Of course the Jazz bass vibe is loud and clear with the Godin 5-string, although on the four string model you get a PJ pickup configuration instead. The Canadian Larentian basswood body and maple neck configuration means the bass imparts a familiar tone but it felt to me that the pickups in this review model were maybe a little hotter than average. Considering the other active basses we had in the studio at the time, I feel sure that the Godin held up well despite having no pre-amplifier on board. We’ll come back to tone in a moment.

Both the four and five string models have the option of rosewood or maple fretboards. I love maple on basses, personally, so that’d be my choice of the two. Indeed the maple fretboards look really tasty against both this the black burst satin gloss finish and a rather cool crème brûlée high gloss finish that is also available and just looks superb. From headstock to heel, we have a rock maple neck.

The Godin's hardware is sturdy; the bridge allowing for either ‘through-body’ stringing or front loading, whatever your preference. Our review sample here was loaded from the back of the body as you’ll see when I flip the bass over in the video.

Up at the headstock end are some classic ‘elephant ear’ tuning keys. Now, I’m actually a big fan of the longer stalks found on some basses, such as Japanese non-export Fenders, but I keep looking at the headstock of these Godin basses and wondering if those ears are a bit...well, you know...big? What do you think? Maybe a set of Hipshot Ultralite tuning keys would balance the look. That aside, they work perfectly so there’s no criticism there.
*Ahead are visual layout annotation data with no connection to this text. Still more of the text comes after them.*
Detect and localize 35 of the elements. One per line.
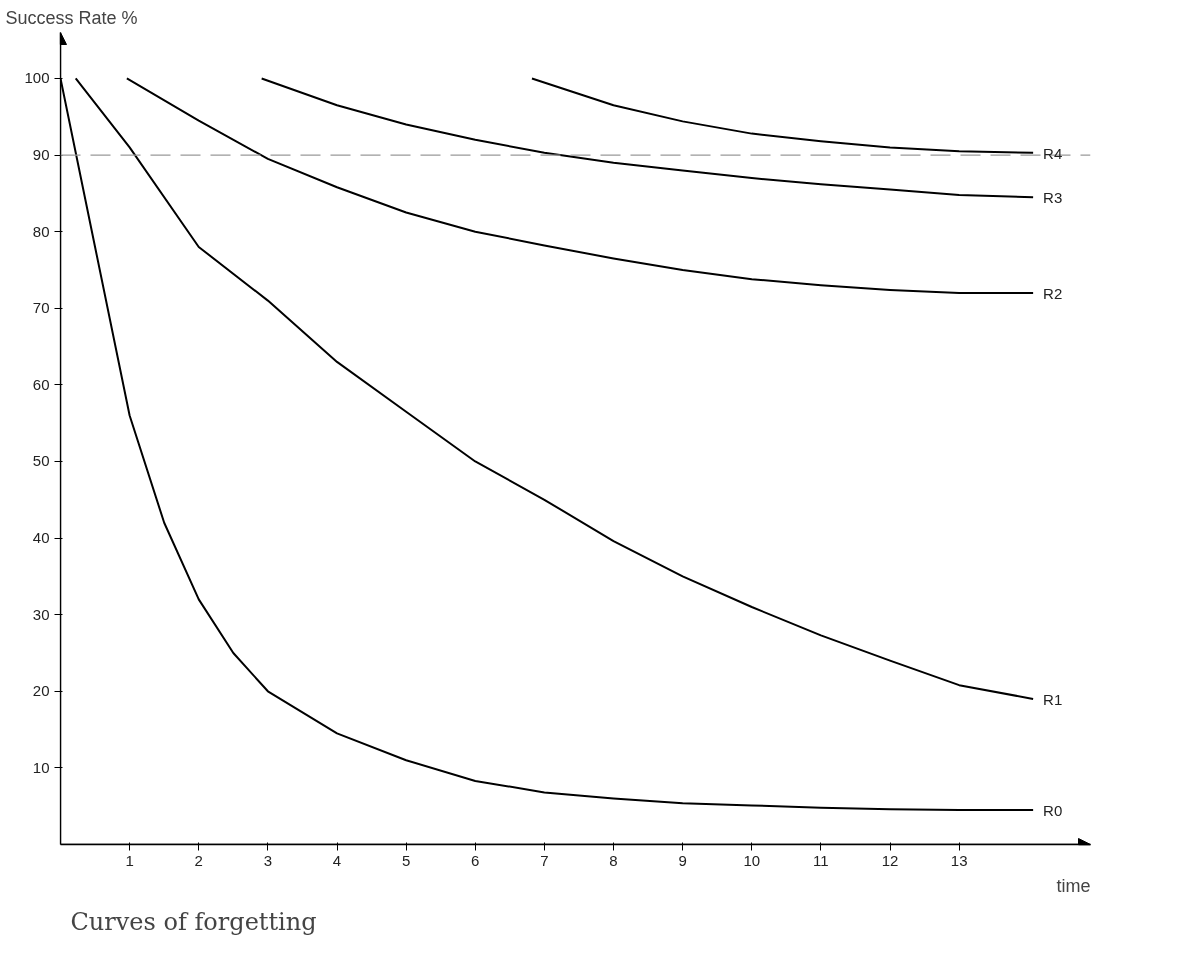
y-tick-label: 20 (32, 682, 50, 700)
x-axis-title: time (1056, 875, 1091, 896)
x-tick-label: 1 (125, 851, 134, 869)
y-tick-label: 70 (32, 299, 50, 317)
x-tick-label: 7 (540, 851, 549, 869)
series-label: R4 (1043, 144, 1063, 162)
x-tick-label: 9 (678, 851, 687, 869)
x-tick-label: 10 (743, 851, 761, 869)
y-tick-label: 90 (32, 146, 50, 164)
y-axis-title: Success Rate % (5, 7, 138, 28)
line-series (530, 77, 1035, 154)
series-label: R3 (1043, 189, 1063, 207)
text: Curves of forgetting (70, 907, 317, 936)
x-tick-label: 4 (332, 851, 342, 869)
series-label: R0 (1043, 802, 1063, 820)
y-tick-label: 80 (32, 222, 50, 240)
line-series (260, 77, 1035, 199)
x-tick-label: 11 (813, 851, 829, 869)
y-tick-label: 10 (32, 758, 50, 776)
y-tick-label: 40 (32, 529, 50, 547)
y-tick-label: 60 (32, 375, 50, 393)
x-tick-label: 6 (471, 851, 480, 869)
x-tick-label: 12 (881, 851, 899, 869)
series-label: R1 (1043, 690, 1063, 708)
x-tick-label: 5 (401, 851, 411, 869)
y-tick-label: 50 (32, 452, 50, 470)
y-tick-label: 100 (24, 69, 50, 87)
series-label: R2 (1043, 284, 1063, 302)
line-series (125, 77, 1035, 294)
x-tick-label: 13 (950, 851, 968, 869)
y-tick-label: 30 (32, 605, 50, 623)
x-tick-label: 8 (609, 851, 618, 869)
x-tick-label: 2 (194, 851, 203, 869)
x-tick-label: 3 (263, 851, 273, 869)
line-series (74, 77, 1035, 700)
As I mentioned earlier, the Shifter uses passive circuitry (no batteries) and in the video I enthuse over the loud, organic tones it produces. It's a stripped-down simplicity that will appeal to many players, that’s for sure, with just single volume and tone controls and a four way switch that in addition to the obvious switching offers a ‘parallel wired’ configuration and the ability to switch to having both pickups in series for extra output and midrange push. Coupled to the passive tone control there’s the usual Jazz bass breadth of tones throughout the options but I have to say the Godin Shifter does impart a naturally big sound acoustically in the studio which it seems to transfer out to our amplification for a juicier more rounded output. If you're thinking of the obvious rival from Brand F, you really need to check this out as an alternative.

For my own personal taste, the action on our review sample could have been a little lower but that's easily remedied (and some players would prefer it as we had it in any case), and I enjoyed the neck, whose 16” radius fingerboard felt ‘just right’. The profile I’d say was C shaped, with a slightly bigger shoulder meaning that it felt larger than some necks I’ve played on 5 strings - but don't take that as any impediment to playing: it’s still a comfortable experience! Aside from that, I think there’s a really great bass here with enough interest to keep it high on your list and to make it stand out from the crowd. It’s a clean looking instrument without the need for busy electronics, extremely well made and at a cracking price.